If you are a business owner who has hired long-term unemployed individuals, including military veterans, make sure to look into the Work Opportunity Tax Credit, will can give you a “40% credit up to the first $6,000 in wages for employers who hire workers that have been out of work for at least 27 weeks “(BusinessNewsDaily.com).
There’s also the Small Business Health Care Tax Credit, which can be 50% of your premium contributions (up to 35% for tax-exempt employers). To quality for the tax credit, you must be able to check off all the following requirements: 1) Have fewer than 25 full-time equivalent (FTE) employees, 2) Have an average employee salary of $50,000/year or less adjusted yearly for inflation, 3) Have a contribution of at least 50% of your full-time employees’ premium costs and 4) Your employees must be enrolled in coverage through the Small Business Health options Program (SHOP) Marketplace. Go to Healthcare.gov to see if your business can qualify for the tax credit and how much it could be worth.
Do you have inventory that your business is no longer using? Consider donating it and deducting it on your taxes. “Company donations, whether they’re money, supplies or property, can all be deducted, but donations of goods greater than $500 have stricter reporting rules” (FitSmallBusiness.com).

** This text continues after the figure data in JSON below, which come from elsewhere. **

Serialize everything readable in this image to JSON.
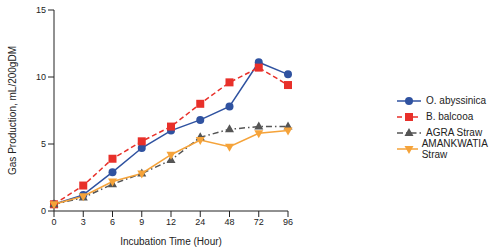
{
  "chart_data": {
    "type": "line",
    "x_label": "Incubation Time (Hour)",
    "y_label": "Gas Production, mL/200gDM",
    "categories": [
      "0",
      "3",
      "6",
      "9",
      "12",
      "24",
      "48",
      "72",
      "96"
    ],
    "ylim": [
      0,
      15
    ],
    "yticks": [
      0,
      5,
      10,
      15
    ],
    "grid": false,
    "legend": "right",
    "series": [
      {
        "name": "O. abyssinica",
        "color": "#2f52a0",
        "marker": "circle",
        "line_style": "solid",
        "values": [
          0.5,
          1.2,
          2.9,
          4.7,
          6.0,
          6.8,
          7.8,
          11.1,
          10.2
        ]
      },
      {
        "name": "B. balcooa",
        "color": "#e8302a",
        "marker": "square",
        "line_style": "dashed",
        "values": [
          0.5,
          1.9,
          3.9,
          5.2,
          6.3,
          8.0,
          9.6,
          10.7,
          9.4
        ]
      },
      {
        "name": "AGRA Straw",
        "color": "#555555",
        "marker": "triangle",
        "line_style": "dashdot",
        "values": [
          0.5,
          1.0,
          2.0,
          2.8,
          3.8,
          5.5,
          6.1,
          6.3,
          6.3
        ]
      },
      {
        "name": "AMANKWATIA Straw",
        "color": "#f5a33a",
        "marker": "triangle-down",
        "line_style": "solid",
        "values": [
          0.5,
          1.1,
          2.2,
          2.8,
          4.2,
          5.3,
          4.8,
          5.8,
          6.0
        ]
      }
    ]
  }
}
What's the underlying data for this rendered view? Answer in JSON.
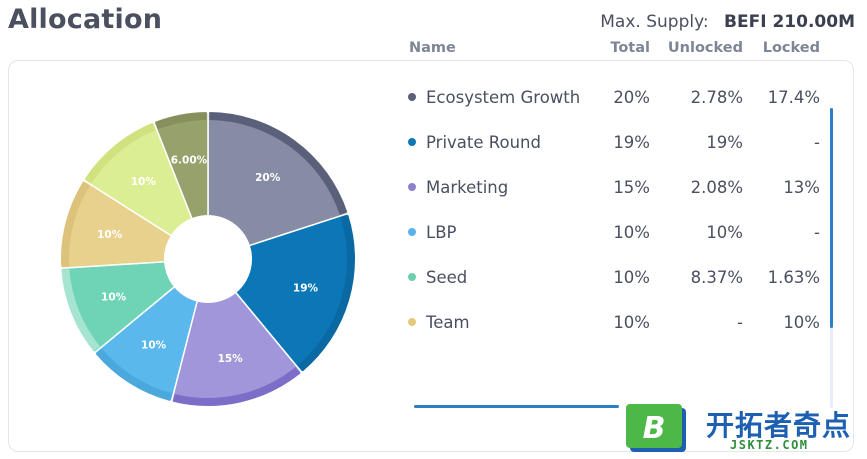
{
  "header": {
    "title": "Allocation",
    "supply_label": "Max. Supply:",
    "supply_value": "BEFI 210.00M"
  },
  "table": {
    "headers": {
      "name": "Name",
      "total": "Total",
      "unlocked": "Unlocked",
      "locked": "Locked"
    },
    "rows": [
      {
        "name": "Ecosystem Growth",
        "total": "20%",
        "unlocked": "2.78%",
        "locked": "17.4%",
        "color": "#5a6079"
      },
      {
        "name": "Private Round",
        "total": "19%",
        "unlocked": "19%",
        "locked": "-",
        "color": "#0c77b7"
      },
      {
        "name": "Marketing",
        "total": "15%",
        "unlocked": "2.08%",
        "locked": "13%",
        "color": "#8e80cf"
      },
      {
        "name": "LBP",
        "total": "10%",
        "unlocked": "10%",
        "locked": "-",
        "color": "#5ab2e8"
      },
      {
        "name": "Seed",
        "total": "10%",
        "unlocked": "8.37%",
        "locked": "1.63%",
        "color": "#6bcfb0"
      },
      {
        "name": "Team",
        "total": "10%",
        "unlocked": "-",
        "locked": "10%",
        "color": "#e5c97a"
      }
    ]
  },
  "chart_data": {
    "type": "pie",
    "slices": [
      {
        "label": "20%",
        "value": 20,
        "color": "#868ca3",
        "accent": "#5a6079"
      },
      {
        "label": "19%",
        "value": 19,
        "color": "#0c77b7",
        "accent": "#0a68a3"
      },
      {
        "label": "15%",
        "value": 15,
        "color": "#a196da",
        "accent": "#7c6ec8"
      },
      {
        "label": "10%",
        "value": 10,
        "color": "#5ab8ec",
        "accent": "#4aa8dc"
      },
      {
        "label": "10%",
        "value": 10,
        "color": "#6fd3b6",
        "accent": "#a6e4d2"
      },
      {
        "label": "10%",
        "value": 10,
        "color": "#e8d18c",
        "accent": "#dcc27a"
      },
      {
        "label": "10%",
        "value": 10,
        "color": "#dcee93",
        "accent": "#cfe27f"
      },
      {
        "label": "6.00%",
        "value": 6,
        "color": "#97a16b",
        "accent": "#87905c"
      }
    ]
  },
  "logo": {
    "text": "开拓者奇点",
    "sub": "JSKTZ.COM",
    "badge": "B"
  }
}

Independent Contractors vs. Employees
Some business owners hire independent contractors because they don’t have the money to pay payroll taxes and provide benefits to employees. Be sure to understand the difference between an employee and an independent contractor and the tax requirements for each because if your independent contractor meets the legal definition of an employee, you could be assessed with penalties.
Failure to file your taxes on time means you’ll be hit with penalties for not only failing to file on time, but failing to pay on time. “The minimum penalty for certain tax returns filed 60 days late or more is $205 for the 2016 tax year and the penalty to pay on time is based on the amount of tax you owe, which continues to accrue until the tax bill is paid in full” (FitSmallBusiness.com). If you do not have the money to pay your tax bill on time, it’s best to go ahead and file so you can at least avoid that penalty. Then look for programs created to help small businesses with taxes (try searching for ‘Small Business Tax Relief” for your state).